Although it is not yet clear whether any personal data has been compromised as a result of the incident, the UK Information Commissioner’s Office (ICO) has also been notified and an ICO spokesperson has issued a statement confirming that the ICO will be making enquiries.

This is the second incident apparently suffered by Royal Mail in recent months.  In November 2022 it was reported that Royal Mail experienced an issue with its Click & Drop service that led to some customers being able to see certain information regarding other customers’ orders.  The Click & Drop website was temporarily suspended pending resolution of the issue. 

It will be interesting to see whether this latest incident is the result of a technical problem or a cyber-security incident

These various recent cyber-related incidents make it clear that organisations should continue to prioritise both cyber-security and personal data security more widely.  The NCSC’s 2022 Annual Review published in November 2022 noted that, during the last year, the cyber security threat to the UK had evolved significantly.  Ransomware was reported to be a continuing issue for both UK businesses and public services, with 18 ransomware attacks requiring a nationally coordinated response, while official figures revealed that there were 2.7m cyber-related frauds during the 12 months to March 2022. 

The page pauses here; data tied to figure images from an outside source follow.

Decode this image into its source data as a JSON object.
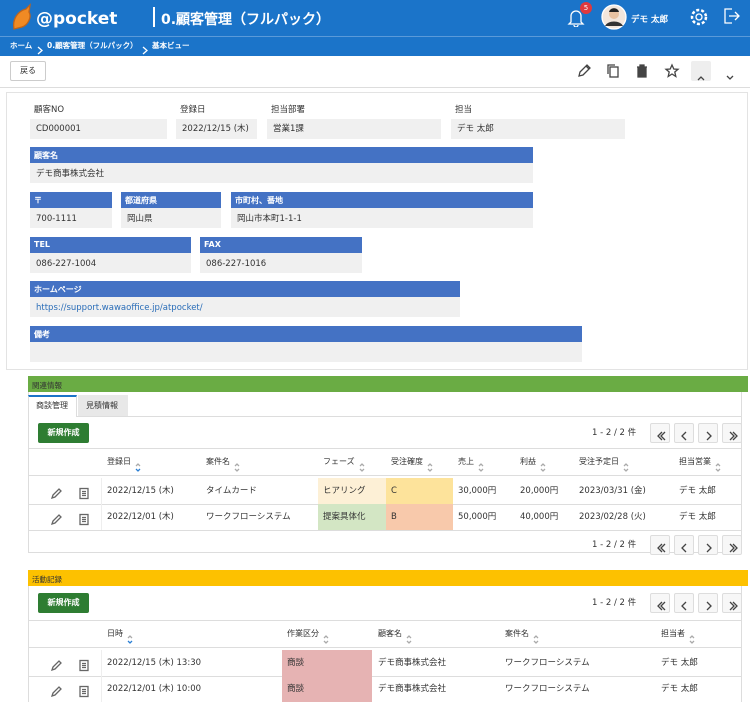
{
  "header": {
    "logo": "@pocket",
    "title": "0.顧客管理（フルパック）",
    "notifications": 5,
    "user": "デモ 太郎"
  },
  "breadcrumb": [
    "ホーム",
    "0.顧客管理（フルパック）",
    "基本ビュー"
  ],
  "toolbar": {
    "back": "戻る"
  },
  "form": {
    "fields": [
      {
        "label": "顧客NO",
        "value": "CD000001"
      },
      {
        "label": "登録日",
        "value": "2022/12/15 (木)"
      },
      {
        "label": "担当部署",
        "value": "営業1課"
      },
      {
        "label": "担当",
        "value": "デモ 太郎"
      },
      {
        "label": "顧客名",
        "value": "デモ商事株式会社"
      },
      {
        "label": "〒",
        "value": "700-1111"
      },
      {
        "label": "都道府県",
        "value": "岡山県"
      },
      {
        "label": "市町村、番地",
        "value": "岡山市本町1-1-1"
      },
      {
        "label": "TEL",
        "value": "086-227-1004"
      },
      {
        "label": "FAX",
        "value": "086-227-1016"
      },
      {
        "label": "ホームページ",
        "value": "https://support.wawaoffice.jp/atpocket/"
      },
      {
        "label": "備考"
      }
    ]
  },
  "related": {
    "title": "関連情報",
    "tabs": [
      "商談管理",
      "見積情報"
    ],
    "new_button": "新規作成",
    "pager": "1 - 2 / 2 件",
    "columns": [
      "登録日",
      "案件名",
      "フェーズ",
      "受注確度",
      "売上",
      "利益",
      "受注予定日",
      "担当営業"
    ],
    "rows": [
      [
        "2022/12/15 (木)",
        "タイムカード",
        "ヒアリング",
        "C",
        "30,000円",
        "20,000円",
        "2023/03/31 (金)",
        "デモ 太郎"
      ],
      [
        "2022/12/01 (木)",
        "ワークフローシステム",
        "提案具体化",
        "B",
        "50,000円",
        "40,000円",
        "2023/02/28 (火)",
        "デモ 太郎"
      ]
    ]
  },
  "activity": {
    "title": "活動記録",
    "new_button": "新規作成",
    "pager": "1 - 2 / 2 件",
    "columns": [
      "日時",
      "作業区分",
      "顧客名",
      "案件名",
      "担当者"
    ],
    "rows": [
      [
        "2022/12/15 (木) 13:30",
        "商談",
        "デモ商事株式会社",
        "ワークフローシステム",
        "デモ 太郎"
      ],
      [
        "2022/12/01 (木) 10:00",
        "商談",
        "デモ商事株式会社",
        "ワークフローシステム",
        "デモ 太郎"
      ]
    ]
  }
}
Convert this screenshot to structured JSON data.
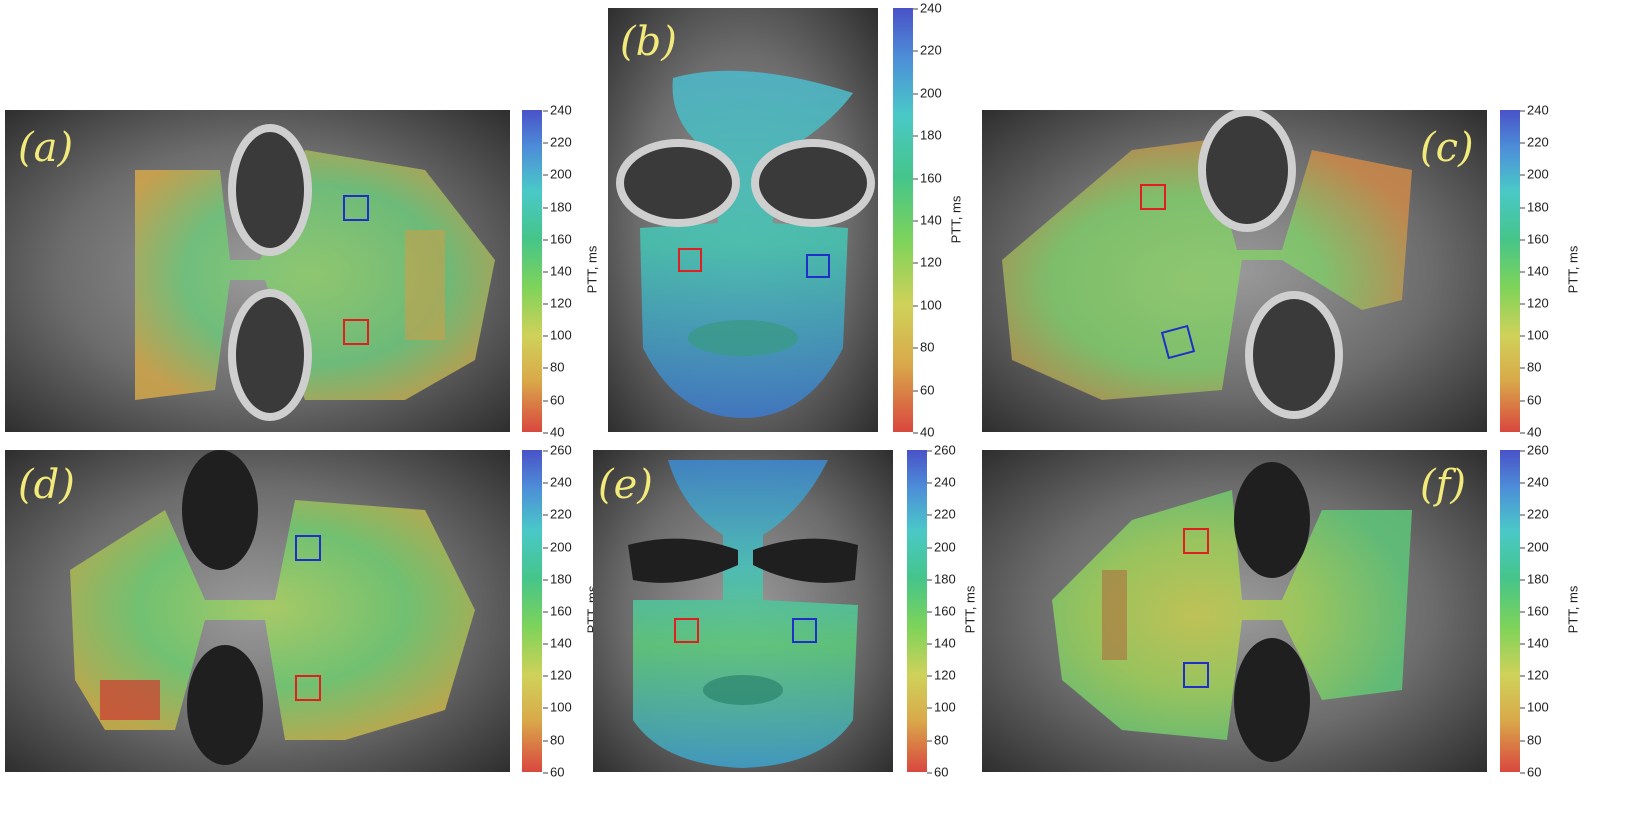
{
  "panels": [
    {
      "label": "(a)",
      "colorbar": {
        "title": "PTT, ms",
        "ticks": [
          "240",
          "220",
          "200",
          "180",
          "160",
          "140",
          "120",
          "100",
          "80",
          "60",
          "40"
        ]
      }
    },
    {
      "label": "(b)",
      "colorbar": {
        "title": "PTT, ms",
        "ticks": [
          "240",
          "220",
          "200",
          "180",
          "160",
          "140",
          "120",
          "100",
          "80",
          "60",
          "40"
        ]
      }
    },
    {
      "label": "(c)",
      "colorbar": {
        "title": "PTT, ms",
        "ticks": [
          "240",
          "220",
          "200",
          "180",
          "160",
          "140",
          "120",
          "100",
          "80",
          "60",
          "40"
        ]
      }
    },
    {
      "label": "(d)",
      "colorbar": {
        "title": "PTT, ms",
        "ticks": [
          "260",
          "240",
          "220",
          "200",
          "180",
          "160",
          "140",
          "120",
          "100",
          "80",
          "60"
        ]
      }
    },
    {
      "label": "(e)",
      "colorbar": {
        "title": "PTT, ms",
        "ticks": [
          "260",
          "240",
          "220",
          "200",
          "180",
          "160",
          "140",
          "120",
          "100",
          "80",
          "60"
        ]
      }
    },
    {
      "label": "(f)",
      "colorbar": {
        "title": "PTT, ms",
        "ticks": [
          "260",
          "240",
          "220",
          "200",
          "180",
          "160",
          "140",
          "120",
          "100",
          "80",
          "60"
        ]
      }
    }
  ],
  "colors": {
    "label_text": "#f2ea7a",
    "roi_red": "#e02020",
    "roi_blue": "#1f2fc8",
    "ptt_low": "#d9473f",
    "ptt_mid": "#7ed35a",
    "ptt_high": "#4a52c8"
  }
}
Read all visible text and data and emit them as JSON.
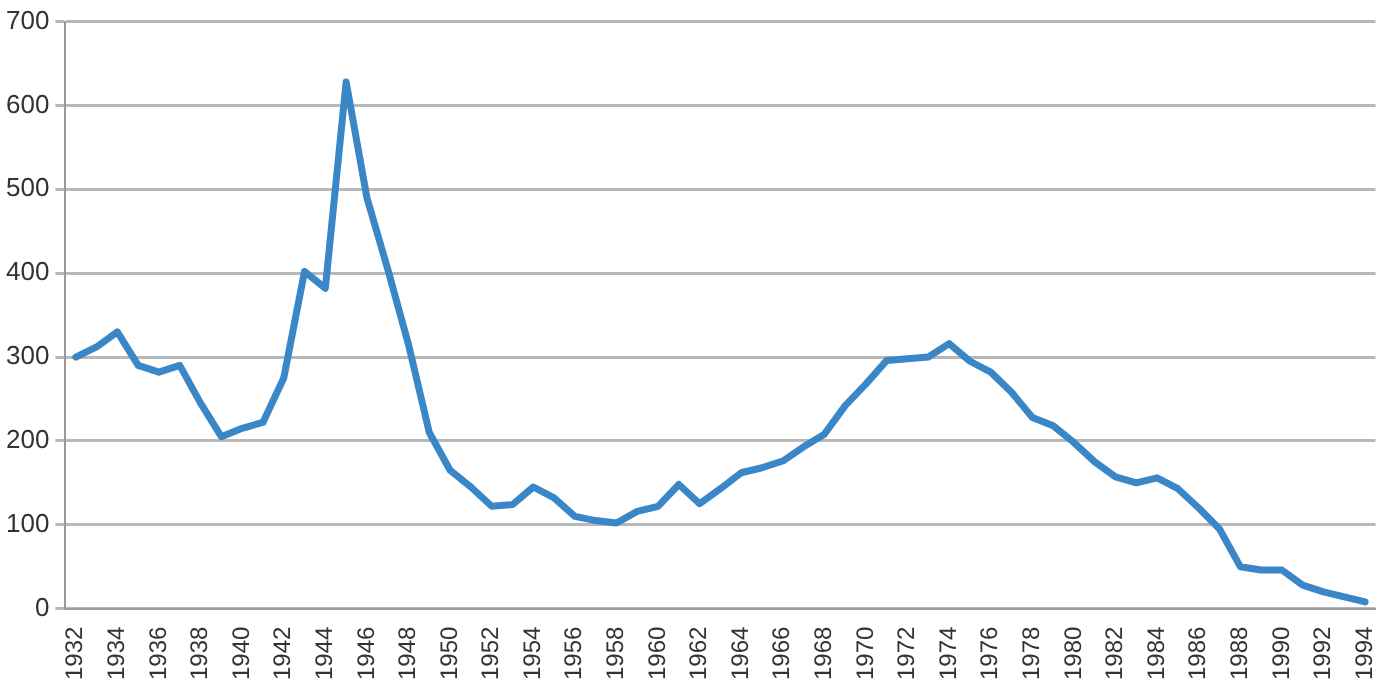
{
  "chart_data": {
    "type": "line",
    "categories": [
      "1932",
      null,
      "1934",
      null,
      "1936",
      null,
      "1938",
      null,
      "1940",
      null,
      "1942",
      null,
      "1944",
      null,
      "1946",
      null,
      "1948",
      null,
      "1950",
      null,
      "1952",
      null,
      "1954",
      null,
      "1956",
      null,
      "1958",
      null,
      "1960",
      null,
      "1962",
      null,
      "1964",
      null,
      "1966",
      null,
      "1968",
      null,
      "1970",
      null,
      "1972",
      null,
      "1974",
      null,
      "1976",
      null,
      "1978",
      null,
      "1980",
      null,
      "1982",
      null,
      "1984",
      null,
      "1986",
      null,
      "1988",
      null,
      "1990",
      null,
      "1992",
      null,
      "1994"
    ],
    "series": [
      {
        "color": "#3a87c8",
        "values": [
          300,
          312,
          330,
          290,
          282,
          290,
          245,
          205,
          215,
          222,
          275,
          402,
          382,
          628,
          490,
          405,
          315,
          210,
          165,
          145,
          122,
          124,
          145,
          132,
          110,
          105,
          102,
          116,
          122,
          148,
          125,
          143,
          162,
          168,
          176,
          193,
          208,
          242,
          268,
          296,
          298,
          300,
          316,
          295,
          282,
          258,
          228,
          218,
          198,
          175,
          157,
          150,
          156,
          143,
          120,
          95,
          50,
          46,
          46,
          28,
          20,
          14,
          8
        ]
      }
    ],
    "ylim": [
      0,
      700
    ],
    "yticks": [
      0,
      100,
      200,
      300,
      400,
      500,
      600,
      700
    ],
    "grid": "y",
    "legend": false,
    "marker": "none",
    "line_style": "solid"
  }
}
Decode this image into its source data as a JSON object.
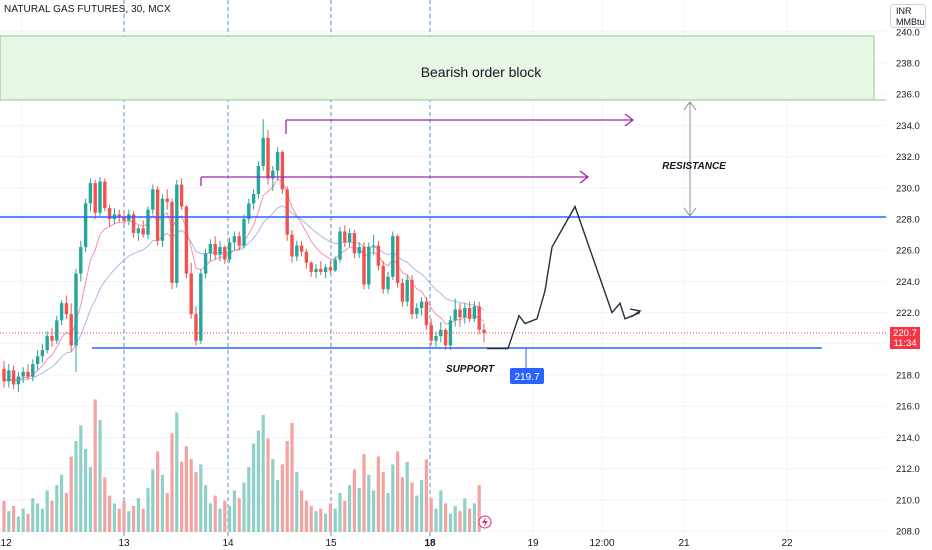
{
  "header": {
    "symbol": "NATURAL GAS FUTURES, 30, MCX",
    "unit_line1": "INR",
    "unit_line2": "MMBtu"
  },
  "annotations": {
    "zone_label": "Bearish order block",
    "resistance_label": "RESISTANCE",
    "support_label": "SUPPORT",
    "support_level": "219.7",
    "last_price": "220.7",
    "countdown": "11:34"
  },
  "colors": {
    "up": "#26a69a",
    "down": "#ef5350",
    "vol_up": "#8fd0c8",
    "vol_down": "#f4a3a1",
    "level": "#2962ff",
    "zone_fill": "#e8f6e6",
    "zone_border": "#8ccf85",
    "target_arrow": "#9c27b0",
    "projection": "#2a2e39",
    "session_line": "#5b8fd9",
    "ma_fast": "#f48fb1",
    "ma_slow": "#b0b6e8",
    "price_tag": "#f23645"
  },
  "chart_data": {
    "type": "candlestick",
    "title": "NATURAL GAS FUTURES, 30, MCX",
    "y_unit": "INR / MMBtu",
    "ylim": [
      208,
      241
    ],
    "y_ticks": [
      "240.0",
      "238.0",
      "236.0",
      "234.0",
      "232.0",
      "230.0",
      "228.0",
      "226.0",
      "224.0",
      "222.0",
      "220.0",
      "218.0",
      "216.0",
      "214.0",
      "212.0",
      "210.0",
      "208.0"
    ],
    "x_ticks": [
      "12",
      "13",
      "14",
      "15",
      "18",
      "19",
      "12:00",
      "21",
      "22"
    ],
    "grid": true,
    "last_price": 220.7,
    "support": 219.7,
    "resistance": 228.0,
    "bearish_order_block": [
      235.7,
      239.6
    ],
    "target_levels": [
      234.3,
      230.6
    ],
    "candles": [
      [
        218.4,
        218.9,
        217.2,
        217.6
      ],
      [
        217.6,
        218.7,
        217.2,
        218.3
      ],
      [
        218.3,
        218.6,
        217.1,
        217.4
      ],
      [
        217.4,
        218.2,
        216.9,
        217.9
      ],
      [
        217.9,
        218.5,
        217.5,
        218.2
      ],
      [
        218.2,
        218.7,
        217.7,
        217.9
      ],
      [
        217.9,
        219.0,
        217.6,
        218.7
      ],
      [
        218.7,
        219.6,
        218.3,
        219.2
      ],
      [
        219.2,
        220.0,
        218.8,
        219.6
      ],
      [
        219.6,
        220.8,
        219.4,
        220.5
      ],
      [
        220.5,
        221.0,
        219.8,
        220.2
      ],
      [
        220.2,
        221.8,
        220.0,
        221.5
      ],
      [
        221.5,
        222.8,
        221.2,
        222.6
      ],
      [
        222.6,
        223.1,
        221.6,
        221.9
      ],
      [
        221.9,
        222.6,
        219.5,
        219.9
      ],
      [
        219.9,
        224.8,
        218.2,
        224.5
      ],
      [
        224.5,
        226.6,
        224.0,
        226.2
      ],
      [
        226.2,
        229.3,
        225.9,
        229.0
      ],
      [
        229.0,
        230.6,
        228.5,
        230.3
      ],
      [
        230.3,
        230.5,
        228.0,
        228.4
      ],
      [
        228.4,
        230.7,
        228.2,
        230.4
      ],
      [
        230.4,
        230.6,
        228.5,
        228.7
      ],
      [
        228.7,
        228.9,
        227.5,
        228.0
      ],
      [
        228.0,
        228.7,
        227.7,
        228.3
      ],
      [
        228.3,
        228.6,
        227.8,
        228.1
      ],
      [
        228.1,
        228.5,
        227.6,
        227.9
      ],
      [
        227.9,
        228.6,
        227.6,
        228.3
      ],
      [
        228.3,
        228.5,
        226.8,
        227.1
      ],
      [
        227.1,
        227.6,
        226.6,
        227.4
      ],
      [
        227.4,
        227.9,
        226.8,
        227.0
      ],
      [
        227.0,
        228.8,
        226.7,
        228.6
      ],
      [
        228.6,
        230.2,
        228.3,
        229.9
      ],
      [
        229.9,
        230.1,
        226.3,
        226.6
      ],
      [
        226.6,
        229.6,
        226.2,
        229.3
      ],
      [
        229.3,
        229.9,
        228.6,
        229.1
      ],
      [
        229.1,
        229.3,
        223.5,
        223.9
      ],
      [
        223.9,
        230.5,
        223.6,
        230.2
      ],
      [
        230.2,
        230.6,
        228.6,
        228.8
      ],
      [
        228.8,
        228.9,
        224.2,
        224.5
      ],
      [
        224.5,
        225.2,
        221.6,
        221.9
      ],
      [
        221.9,
        222.4,
        219.9,
        220.2
      ],
      [
        220.2,
        224.8,
        220.0,
        224.5
      ],
      [
        224.5,
        226.1,
        224.2,
        225.8
      ],
      [
        225.8,
        226.7,
        225.3,
        226.4
      ],
      [
        226.4,
        226.9,
        225.4,
        225.7
      ],
      [
        225.7,
        226.6,
        225.3,
        226.2
      ],
      [
        226.2,
        226.3,
        225.1,
        225.4
      ],
      [
        225.4,
        226.8,
        225.2,
        226.5
      ],
      [
        226.5,
        227.2,
        226.0,
        226.9
      ],
      [
        226.9,
        227.2,
        226.0,
        226.3
      ],
      [
        226.3,
        228.3,
        226.1,
        228.0
      ],
      [
        228.0,
        229.3,
        227.7,
        229.0
      ],
      [
        229.0,
        229.9,
        228.6,
        229.6
      ],
      [
        229.6,
        231.7,
        229.3,
        231.4
      ],
      [
        231.4,
        234.4,
        231.1,
        233.2
      ],
      [
        233.2,
        233.7,
        230.2,
        230.6
      ],
      [
        230.6,
        231.4,
        229.8,
        231.1
      ],
      [
        231.1,
        232.6,
        230.5,
        232.3
      ],
      [
        232.3,
        232.4,
        229.6,
        229.9
      ],
      [
        229.9,
        230.1,
        226.6,
        227.0
      ],
      [
        227.0,
        227.3,
        225.2,
        225.6
      ],
      [
        225.6,
        226.6,
        225.3,
        226.3
      ],
      [
        226.3,
        226.6,
        225.6,
        225.9
      ],
      [
        225.9,
        226.1,
        224.8,
        225.2
      ],
      [
        225.2,
        225.3,
        224.3,
        224.6
      ],
      [
        224.6,
        225.1,
        224.2,
        224.8
      ],
      [
        224.8,
        225.3,
        224.4,
        224.6
      ],
      [
        224.6,
        225.1,
        224.2,
        224.9
      ],
      [
        224.9,
        225.3,
        224.5,
        224.7
      ],
      [
        224.7,
        225.6,
        224.6,
        225.4
      ],
      [
        225.4,
        227.5,
        225.2,
        227.2
      ],
      [
        227.2,
        227.6,
        226.2,
        226.5
      ],
      [
        226.5,
        227.4,
        226.2,
        227.1
      ],
      [
        227.1,
        227.3,
        225.5,
        225.8
      ],
      [
        225.8,
        226.5,
        225.5,
        226.2
      ],
      [
        226.2,
        226.5,
        223.5,
        223.8
      ],
      [
        223.8,
        226.5,
        223.5,
        226.2
      ],
      [
        226.2,
        227.0,
        225.7,
        226.3
      ],
      [
        226.3,
        226.6,
        224.7,
        225.0
      ],
      [
        225.0,
        225.3,
        223.2,
        223.5
      ],
      [
        223.5,
        224.6,
        223.2,
        224.3
      ],
      [
        224.3,
        227.2,
        224.1,
        226.9
      ],
      [
        226.9,
        227.0,
        223.6,
        223.9
      ],
      [
        223.9,
        224.2,
        222.4,
        222.7
      ],
      [
        222.7,
        224.4,
        222.4,
        224.1
      ],
      [
        224.1,
        224.4,
        221.6,
        221.9
      ],
      [
        221.9,
        222.6,
        221.6,
        222.3
      ],
      [
        222.3,
        223.0,
        221.8,
        222.7
      ],
      [
        222.7,
        223.0,
        220.9,
        221.2
      ],
      [
        221.2,
        221.6,
        219.9,
        220.2
      ],
      [
        220.2,
        220.8,
        219.8,
        220.5
      ],
      [
        220.5,
        221.4,
        220.1,
        220.9
      ],
      [
        220.9,
        221.0,
        219.6,
        219.9
      ],
      [
        219.9,
        221.8,
        219.6,
        221.5
      ],
      [
        221.5,
        222.9,
        221.1,
        222.2
      ],
      [
        222.2,
        222.6,
        221.1,
        221.7
      ],
      [
        221.7,
        222.6,
        221.3,
        222.3
      ],
      [
        222.3,
        222.7,
        221.4,
        221.6
      ],
      [
        221.6,
        222.7,
        221.4,
        222.4
      ],
      [
        222.4,
        222.7,
        220.6,
        220.9
      ],
      [
        220.9,
        221.3,
        220.1,
        220.7
      ]
    ],
    "volume": [
      1.2,
      0.8,
      1.0,
      0.6,
      0.9,
      0.7,
      1.3,
      1.1,
      0.9,
      1.6,
      1.2,
      1.8,
      2.2,
      1.5,
      2.9,
      3.5,
      4.1,
      3.2,
      2.5,
      5.1,
      4.3,
      2.1,
      1.4,
      1.1,
      0.9,
      1.2,
      0.8,
      1.0,
      1.3,
      0.9,
      1.7,
      2.4,
      3.1,
      2.2,
      1.5,
      3.8,
      4.6,
      2.7,
      3.3,
      2.8,
      2.3,
      2.6,
      1.8,
      1.1,
      1.4,
      0.9,
      1.2,
      1.0,
      1.6,
      1.3,
      1.9,
      2.5,
      3.4,
      3.9,
      4.5,
      3.6,
      2.8,
      2.0,
      2.6,
      3.5,
      4.2,
      2.3,
      1.6,
      1.2,
      1.0,
      0.8,
      0.9,
      0.7,
      1.1,
      0.9,
      1.5,
      1.2,
      1.8,
      2.4,
      1.7,
      3.0,
      2.2,
      1.6,
      2.9,
      2.3,
      1.5,
      2.6,
      3.1,
      2.1,
      2.7,
      1.9,
      1.4,
      2.0,
      2.8,
      1.3,
      0.9,
      1.6,
      1.1,
      0.7,
      1.0,
      0.8,
      1.3,
      0.9,
      1.1,
      1.8
    ],
    "moving_averages": [
      "fast",
      "slow"
    ],
    "projection_path": [
      [
        220.0,
        219.7
      ],
      [
        221.3,
        220.5
      ],
      [
        221.8,
        220.9
      ],
      [
        223.8,
        223.0
      ],
      [
        228.8,
        226.8
      ],
      [
        222.7,
        221.6
      ],
      [
        222.2,
        221.9
      ]
    ]
  }
}
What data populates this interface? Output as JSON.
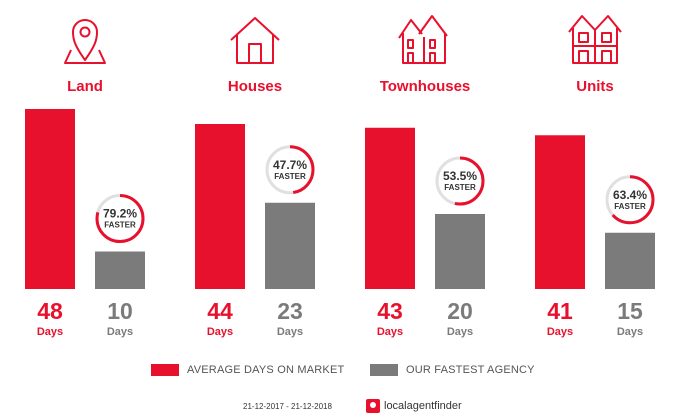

The NCSC also observed that both state and non-state cyber security threats continue to evolve and will likely present challenges.  Various other threats (for example, threats to the global supply chain via third-party vendors or suppliers and exploitation of weaknesses in IT systems) were also highlighted.

The importance of cybersecurity and implementing appropriate technical and organisational security measures to protect personal data was also emphasised by the Information Commissioner in October 2022 following the issuing of a £4.4 million fine to Interserve Group Ltd for failure to keep its employees’ personal data and certain special categories of personal data appropriately secure, which enabled a cyber-attack.  In his statement announcing the monetary penalty, John Edwards, the Information Commissioner, noted:

The biggest cyber risk businesses face is not from hackers outside of their company, but from complacency within their company.  If your business doesn’t regularly monitor for suspicious activity in its systems and fails to act on warnings, or doesn’t update software and fails to provide training to staff, you can expect a similar fine from my office.

With certain updates to relevant UK legislation also on the horizon (for example, the proposed changes to the Network and Information Systems Regulations 2018), UK-based businesses would do well to consider whether the technical and organisational security measures that they have implemented to protect their systems and data remain sufficiently comprehensive and robust to try to minimise the risk of cyber-security incidents and data breaches and the implications under applicable data protection and cyber-security related legislation and reputational issues that may result from the same.